Adjusted EPS rose 39% YoY to $2.69 and revenue jumped 23% YoY to $8.3B in fiscal Q2; Jabil raised fiscal 2026 EPS guidance to $12.25 (from $11.55) and now expects AI revenue to increase 46% to $13.1B. The company is pursuing a third hyperscaler customer, completed a $500M capacity expansion (on track), has capacity utilization at 75% targeting 80%, and sees adjusted operating margin expanding to >6% (vs prior 5.7%), supporting upside to the stock.

Analysis

Jabil’s ramp in AI-related builds is less a pure demand story and more a fixed-cost absorption story: incremental hyperscaler orders will flow almost directly to operating margin as newly commissioned capacity and tooling are already installed. That creates a convex earnings profile where a handful of large order wins — not steady broad-market growth — materially drives EPS beats over the next 12–24 months.
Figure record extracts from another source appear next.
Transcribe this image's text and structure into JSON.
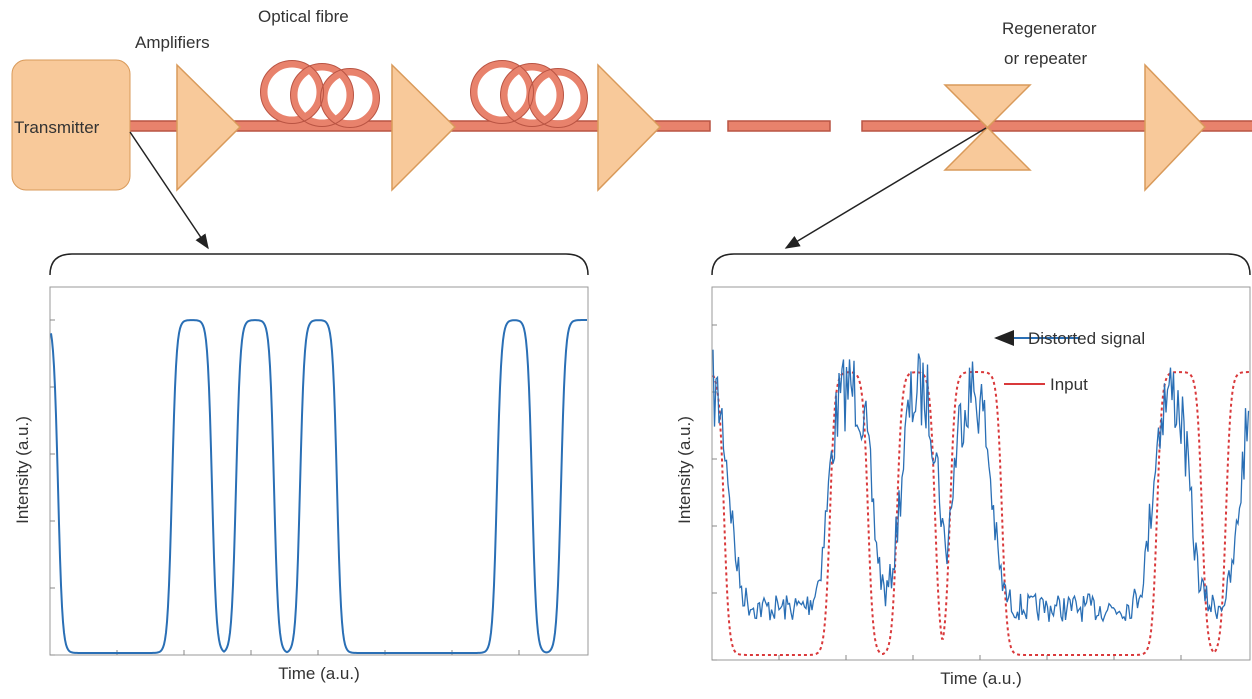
{
  "link": {
    "transmitter": "Transmitter",
    "amplifiers": "Amplifiers",
    "optical_fibre": "Optical fibre",
    "regenerator": [
      "Regenerator",
      "or repeater"
    ]
  },
  "plots": [
    {
      "y_label": "Intensity (a.u.)",
      "x_label": "Time (a.u.)"
    },
    {
      "y_label": "Intensity (a.u.)",
      "x_label": "Time (a.u.)",
      "annotations": [
        {
          "text": "Distorted signal",
          "color": "#2a6fb5"
        },
        {
          "text": "Input",
          "color": "#d9393b"
        }
      ]
    }
  ]
}
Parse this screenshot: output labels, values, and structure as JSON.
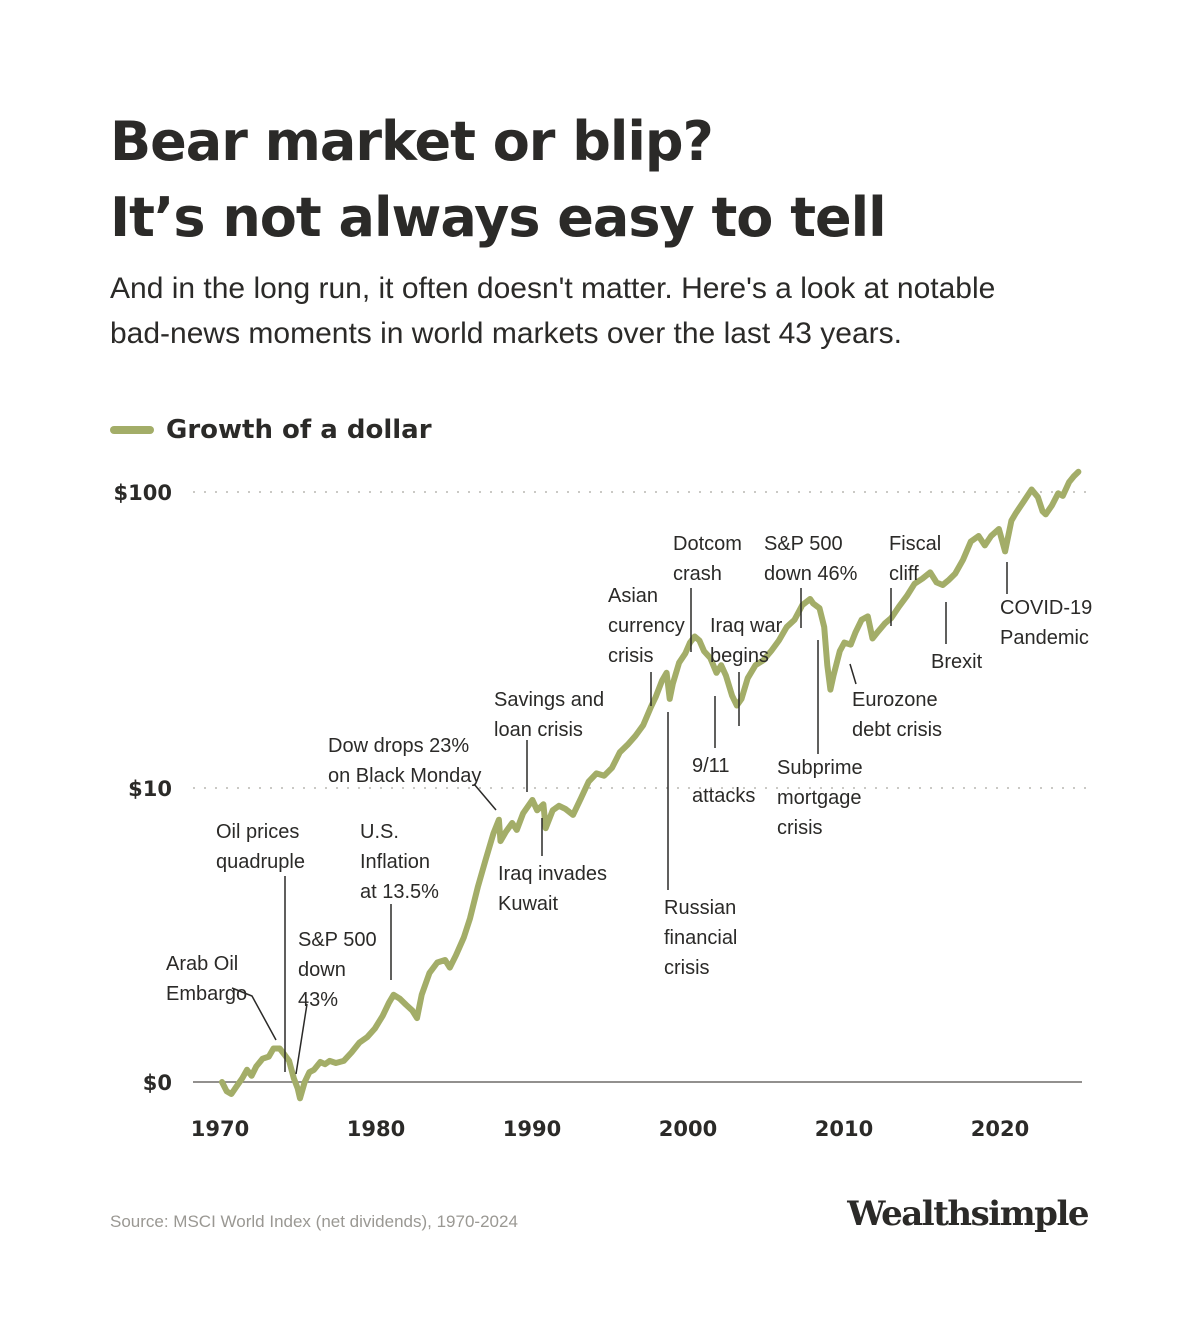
{
  "header": {
    "title_line1": "Bear market or blip?",
    "title_line2": "It’s not always easy to tell",
    "subtitle_line1": "And in the long run, it often doesn't matter. Here's a look at notable",
    "subtitle_line2": "bad-news moments in world markets over the last 43 years."
  },
  "legend": {
    "label": "Growth of a dollar"
  },
  "colors": {
    "line": "#a3ad68",
    "text": "#2b2a28",
    "grid": "#b9b7b2",
    "axis": "#6e6c68",
    "source": "#9a9893"
  },
  "footer": {
    "source": "Source: MSCI World Index (net dividends), 1970-2024",
    "brand": "Wealthsimple"
  },
  "chart_data": {
    "type": "line",
    "title": "",
    "xlabel": "",
    "ylabel": "",
    "x_ticks": [
      "1970",
      "1980",
      "1990",
      "2000",
      "2010",
      "2020"
    ],
    "y_ticks": [
      "$0",
      "$10",
      "$100"
    ],
    "y_scale": "log",
    "grid": "horizontal dotted at $10 and $100",
    "series": [
      {
        "name": "Growth of a dollar",
        "points": [
          [
            1970.0,
            1.0
          ],
          [
            1970.3,
            0.93
          ],
          [
            1970.6,
            0.91
          ],
          [
            1970.9,
            0.96
          ],
          [
            1971.3,
            1.03
          ],
          [
            1971.6,
            1.1
          ],
          [
            1971.9,
            1.05
          ],
          [
            1972.2,
            1.13
          ],
          [
            1972.6,
            1.2
          ],
          [
            1973.0,
            1.22
          ],
          [
            1973.3,
            1.3
          ],
          [
            1973.7,
            1.3
          ],
          [
            1974.0,
            1.24
          ],
          [
            1974.3,
            1.18
          ],
          [
            1974.6,
            1.03
          ],
          [
            1974.85,
            0.95
          ],
          [
            1975.0,
            0.88
          ],
          [
            1975.3,
            1.0
          ],
          [
            1975.6,
            1.08
          ],
          [
            1975.9,
            1.1
          ],
          [
            1976.3,
            1.17
          ],
          [
            1976.6,
            1.15
          ],
          [
            1976.9,
            1.18
          ],
          [
            1977.3,
            1.16
          ],
          [
            1977.8,
            1.18
          ],
          [
            1978.3,
            1.26
          ],
          [
            1978.8,
            1.36
          ],
          [
            1979.3,
            1.42
          ],
          [
            1979.8,
            1.52
          ],
          [
            1980.3,
            1.68
          ],
          [
            1980.7,
            1.86
          ],
          [
            1981.0,
            1.98
          ],
          [
            1981.4,
            1.92
          ],
          [
            1981.8,
            1.83
          ],
          [
            1982.2,
            1.75
          ],
          [
            1982.5,
            1.65
          ],
          [
            1982.8,
            1.98
          ],
          [
            1983.3,
            2.35
          ],
          [
            1983.8,
            2.55
          ],
          [
            1984.3,
            2.6
          ],
          [
            1984.6,
            2.45
          ],
          [
            1985.0,
            2.7
          ],
          [
            1985.5,
            3.1
          ],
          [
            1985.9,
            3.6
          ],
          [
            1986.4,
            4.6
          ],
          [
            1986.9,
            5.7
          ],
          [
            1987.4,
            7.0
          ],
          [
            1987.75,
            7.8
          ],
          [
            1987.85,
            6.6
          ],
          [
            1988.2,
            7.1
          ],
          [
            1988.6,
            7.6
          ],
          [
            1988.9,
            7.2
          ],
          [
            1989.3,
            8.2
          ],
          [
            1989.9,
            9.1
          ],
          [
            1990.2,
            8.4
          ],
          [
            1990.6,
            8.8
          ],
          [
            1990.75,
            7.3
          ],
          [
            1991.2,
            8.4
          ],
          [
            1991.6,
            8.7
          ],
          [
            1992.0,
            8.5
          ],
          [
            1992.5,
            8.1
          ],
          [
            1993.0,
            9.2
          ],
          [
            1993.5,
            10.5
          ],
          [
            1994.0,
            11.2
          ],
          [
            1994.5,
            11.0
          ],
          [
            1995.0,
            11.7
          ],
          [
            1995.5,
            13.2
          ],
          [
            1996.0,
            14.0
          ],
          [
            1996.5,
            15.0
          ],
          [
            1997.0,
            16.3
          ],
          [
            1997.5,
            18.8
          ],
          [
            1997.8,
            20.3
          ],
          [
            1998.2,
            23.0
          ],
          [
            1998.5,
            24.5
          ],
          [
            1998.7,
            20.0
          ],
          [
            1998.9,
            22.5
          ],
          [
            1999.3,
            26.5
          ],
          [
            1999.7,
            28.5
          ],
          [
            2000.0,
            31.0
          ],
          [
            2000.3,
            32.5
          ],
          [
            2000.6,
            31.5
          ],
          [
            2000.9,
            29.0
          ],
          [
            2001.3,
            27.5
          ],
          [
            2001.7,
            24.5
          ],
          [
            2002.0,
            26.0
          ],
          [
            2002.3,
            24.0
          ],
          [
            2002.7,
            20.5
          ],
          [
            2003.0,
            19.0
          ],
          [
            2003.3,
            20.0
          ],
          [
            2003.7,
            23.5
          ],
          [
            2004.2,
            26.0
          ],
          [
            2004.7,
            27.0
          ],
          [
            2005.2,
            29.0
          ],
          [
            2005.7,
            31.5
          ],
          [
            2006.2,
            35.0
          ],
          [
            2006.7,
            37.0
          ],
          [
            2007.2,
            41.5
          ],
          [
            2007.7,
            43.5
          ],
          [
            2007.9,
            42.0
          ],
          [
            2008.3,
            40.5
          ],
          [
            2008.6,
            35.0
          ],
          [
            2008.8,
            26.0
          ],
          [
            2009.0,
            21.5
          ],
          [
            2009.2,
            24.0
          ],
          [
            2009.6,
            29.0
          ],
          [
            2009.9,
            31.0
          ],
          [
            2010.3,
            30.5
          ],
          [
            2010.6,
            33.5
          ],
          [
            2011.0,
            37.0
          ],
          [
            2011.4,
            38.0
          ],
          [
            2011.7,
            32.0
          ],
          [
            2012.0,
            33.5
          ],
          [
            2012.5,
            36.0
          ],
          [
            2012.9,
            37.5
          ],
          [
            2013.4,
            41.0
          ],
          [
            2013.9,
            44.5
          ],
          [
            2014.4,
            49.0
          ],
          [
            2014.9,
            51.0
          ],
          [
            2015.4,
            53.5
          ],
          [
            2015.8,
            49.5
          ],
          [
            2016.2,
            48.5
          ],
          [
            2016.6,
            50.5
          ],
          [
            2017.0,
            53.0
          ],
          [
            2017.5,
            59.0
          ],
          [
            2018.0,
            68.0
          ],
          [
            2018.5,
            71.0
          ],
          [
            2018.9,
            66.0
          ],
          [
            2019.3,
            71.0
          ],
          [
            2019.8,
            75.0
          ],
          [
            2020.2,
            63.0
          ],
          [
            2020.6,
            80.0
          ],
          [
            2020.9,
            85.0
          ],
          [
            2021.4,
            93.0
          ],
          [
            2021.9,
            102.0
          ],
          [
            2022.3,
            96.0
          ],
          [
            2022.6,
            86.0
          ],
          [
            2022.8,
            84.0
          ],
          [
            2023.2,
            90.0
          ],
          [
            2023.6,
            99.0
          ],
          [
            2023.9,
            97.0
          ],
          [
            2024.3,
            108.0
          ],
          [
            2024.6,
            113.0
          ],
          [
            2024.9,
            117.0
          ]
        ]
      }
    ],
    "annotations": [
      {
        "lines": [
          "Arab Oil",
          "Embargo"
        ],
        "year": 1973.9
      },
      {
        "lines": [
          "Oil prices",
          "quadruple"
        ],
        "year": 1974.3
      },
      {
        "lines": [
          "S&P 500",
          "down",
          "43%"
        ],
        "year": 1974.85
      },
      {
        "lines": [
          "U.S.",
          "Inflation",
          "at 13.5%"
        ],
        "year": 1981.0
      },
      {
        "lines": [
          "Dow drops 23%",
          "on Black Monday"
        ],
        "year": 1987.8
      },
      {
        "lines": [
          "Savings and",
          "loan crisis"
        ],
        "year": 1989.9
      },
      {
        "lines": [
          "Iraq invades",
          "Kuwait"
        ],
        "year": 1990.7
      },
      {
        "lines": [
          "Asian",
          "currency",
          "crisis"
        ],
        "year": 1997.8
      },
      {
        "lines": [
          "Russian",
          "financial",
          "crisis"
        ],
        "year": 1998.6
      },
      {
        "lines": [
          "Dotcom",
          "crash"
        ],
        "year": 2000.3
      },
      {
        "lines": [
          "9/11",
          "attacks"
        ],
        "year": 2001.7
      },
      {
        "lines": [
          "Iraq war",
          "begins"
        ],
        "year": 2003.2
      },
      {
        "lines": [
          "S&P 500",
          "down 46%"
        ],
        "year": 2007.7
      },
      {
        "lines": [
          "Subprime",
          "mortgage",
          "crisis"
        ],
        "year": 2008.6
      },
      {
        "lines": [
          "Eurozone",
          "debt crisis"
        ],
        "year": 2010.3
      },
      {
        "lines": [
          "Fiscal",
          "cliff"
        ],
        "year": 2012.9
      },
      {
        "lines": [
          "Brexit"
        ],
        "year": 2016.5
      },
      {
        "lines": [
          "COVID-19",
          "Pandemic"
        ],
        "year": 2020.2
      }
    ]
  }
}
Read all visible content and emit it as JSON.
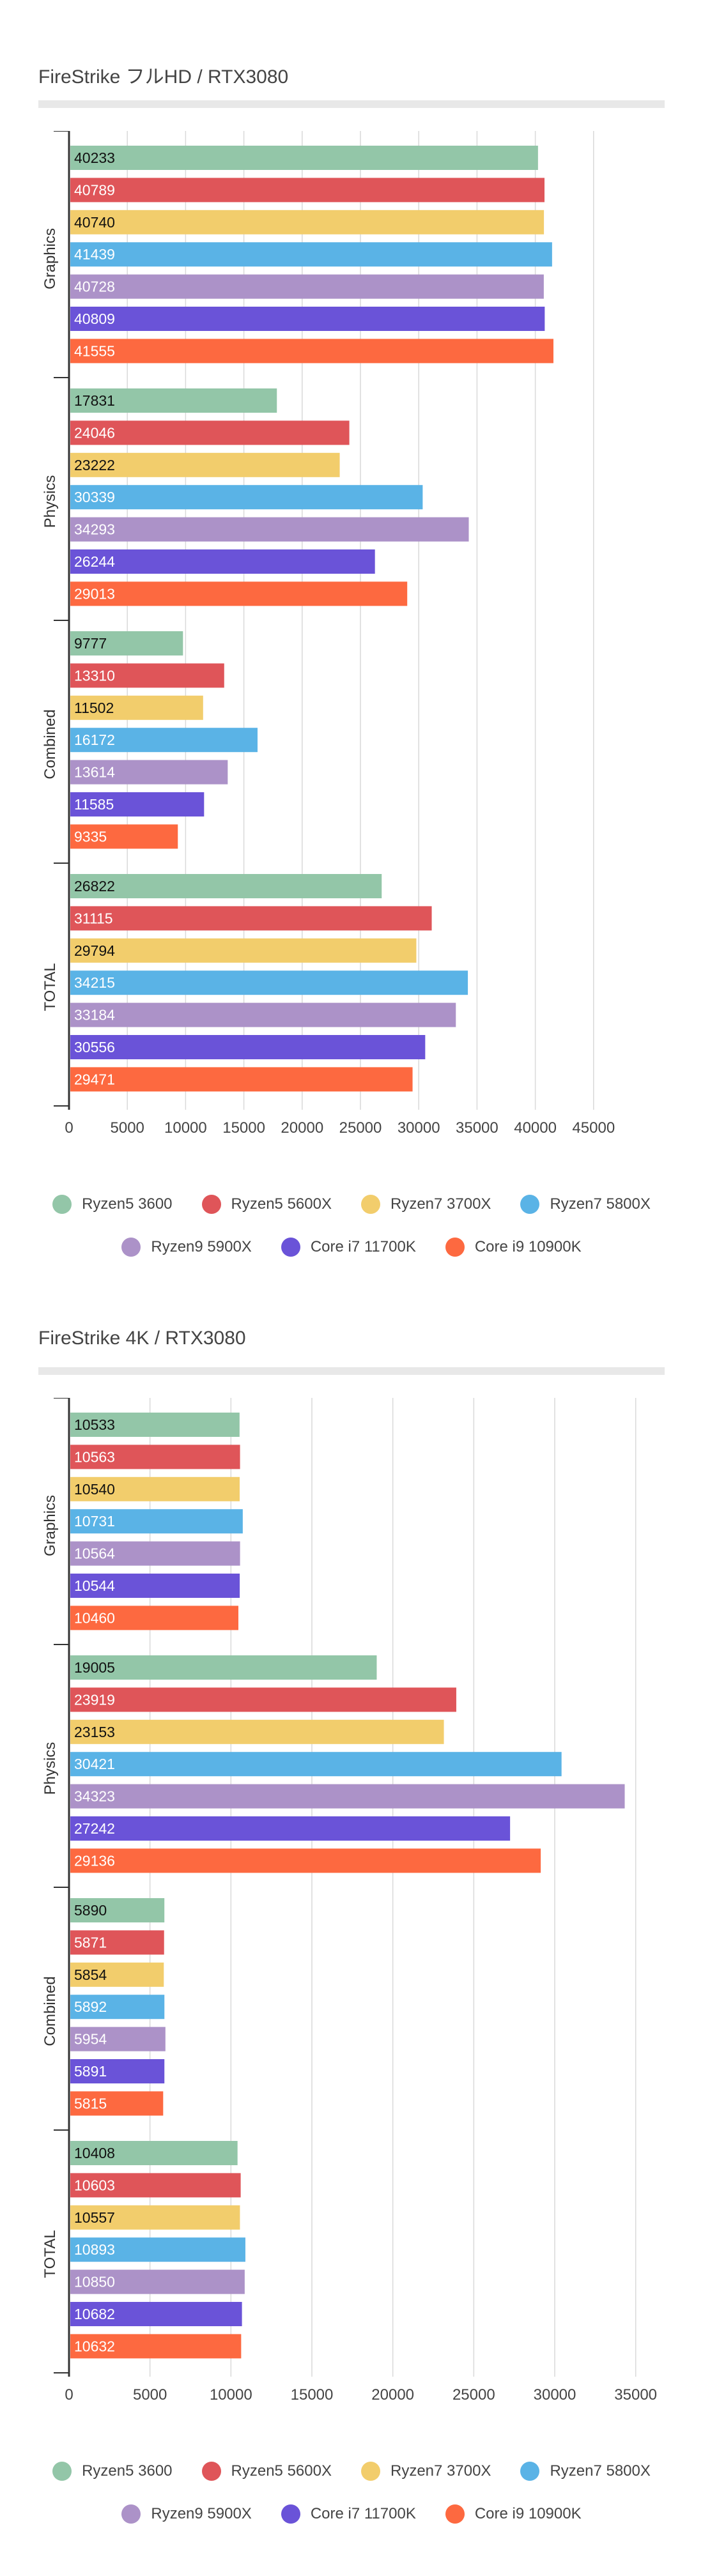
{
  "legend": [
    {
      "name": "Ryzen5 3600",
      "color": "#93c6a8"
    },
    {
      "name": "Ryzen5 5600X",
      "color": "#df5559"
    },
    {
      "name": "Ryzen7 3700X",
      "color": "#f2cd6c"
    },
    {
      "name": "Ryzen7 5800X",
      "color": "#5ab3e6"
    },
    {
      "name": "Ryzen9 5900X",
      "color": "#ac92c8"
    },
    {
      "name": "Core i7 11700K",
      "color": "#6a53d8"
    },
    {
      "name": "Core i9 10900K",
      "color": "#fd6940"
    }
  ],
  "chart_data": [
    {
      "type": "bar",
      "orientation": "horizontal",
      "title": "FireStrike フルHD / RTX3080",
      "categories": [
        "Graphics",
        "Physics",
        "Combined",
        "TOTAL"
      ],
      "xlim": [
        0,
        50000
      ],
      "xticks": [
        0,
        5000,
        10000,
        15000,
        20000,
        25000,
        30000,
        35000,
        40000,
        45000
      ],
      "grid": true,
      "legend_position": "bottom",
      "series": [
        {
          "name": "Ryzen5 3600",
          "color": "#93c6a8",
          "values": [
            40233,
            17831,
            9777,
            26822
          ]
        },
        {
          "name": "Ryzen5 5600X",
          "color": "#df5559",
          "values": [
            40789,
            24046,
            13310,
            31115
          ]
        },
        {
          "name": "Ryzen7 3700X",
          "color": "#f2cd6c",
          "values": [
            40740,
            23222,
            11502,
            29794
          ]
        },
        {
          "name": "Ryzen7 5800X",
          "color": "#5ab3e6",
          "values": [
            41439,
            30339,
            16172,
            34215
          ]
        },
        {
          "name": "Ryzen9 5900X",
          "color": "#ac92c8",
          "values": [
            40728,
            34293,
            13614,
            33184
          ]
        },
        {
          "name": "Core i7 11700K",
          "color": "#6a53d8",
          "values": [
            40809,
            26244,
            11585,
            30556
          ]
        },
        {
          "name": "Core i9 10900K",
          "color": "#fd6940",
          "values": [
            41555,
            29013,
            9335,
            29471
          ]
        }
      ]
    },
    {
      "type": "bar",
      "orientation": "horizontal",
      "title": "FireStrike 4K / RTX3080",
      "categories": [
        "Graphics",
        "Physics",
        "Combined",
        "TOTAL"
      ],
      "xlim": [
        0,
        36000
      ],
      "xticks": [
        0,
        5000,
        10000,
        15000,
        20000,
        25000,
        30000,
        35000
      ],
      "grid": true,
      "legend_position": "bottom",
      "series": [
        {
          "name": "Ryzen5 3600",
          "color": "#93c6a8",
          "values": [
            10533,
            19005,
            5890,
            10408
          ]
        },
        {
          "name": "Ryzen5 5600X",
          "color": "#df5559",
          "values": [
            10563,
            23919,
            5871,
            10603
          ]
        },
        {
          "name": "Ryzen7 3700X",
          "color": "#f2cd6c",
          "values": [
            10540,
            23153,
            5854,
            10557
          ]
        },
        {
          "name": "Ryzen7 5800X",
          "color": "#5ab3e6",
          "values": [
            10731,
            30421,
            5892,
            10893
          ]
        },
        {
          "name": "Ryzen9 5900X",
          "color": "#ac92c8",
          "values": [
            10564,
            34323,
            5954,
            10850
          ]
        },
        {
          "name": "Core i7 11700K",
          "color": "#6a53d8",
          "values": [
            10544,
            27242,
            5891,
            10682
          ]
        },
        {
          "name": "Core i9 10900K",
          "color": "#fd6940",
          "values": [
            10460,
            29136,
            5815,
            10632
          ]
        }
      ]
    }
  ]
}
The most important second-order effect is on component suppliers and aftermarket services. Faster adoption of liquid cooling and custom rack designs shifts value to specialized cold-plate, pump and assembly suppliers and creates a recurring serviceable-revenue stream (maintenance, retrofits, decommissions) that incumbents often under‑price. Conversely, traditional OEMs and smaller EMS players without dedicated AI-factory assets risk margin compression as hyperscalers favor scale partners with integrated thermal/power expertise. Key near-term catalysts are discrete: announcement of new hyperscaler contracts, quarterly capacity-utilization inflection, and visible pricing trends for cooling subsystems. Tail risks are concentrated — a large hyperscaler pause, accelerated vertical integration by a hyperscaler, or a component bottleneck that forces Jabil into guaranteed-delivery discounts could flip the narrative quickly within a single quarter. The consensus appears to treat Jabil purely as an AI exposure play and underweights business-model optionality (recurring service revenue + proprietary rack IP) while also understating mean-reversion risk once capacity saturates. Trade sizing should therefore target event-driven convexity: asymmetric option structures or pairs that capture upside from order flow while limiting downside from cyclical capex pauses.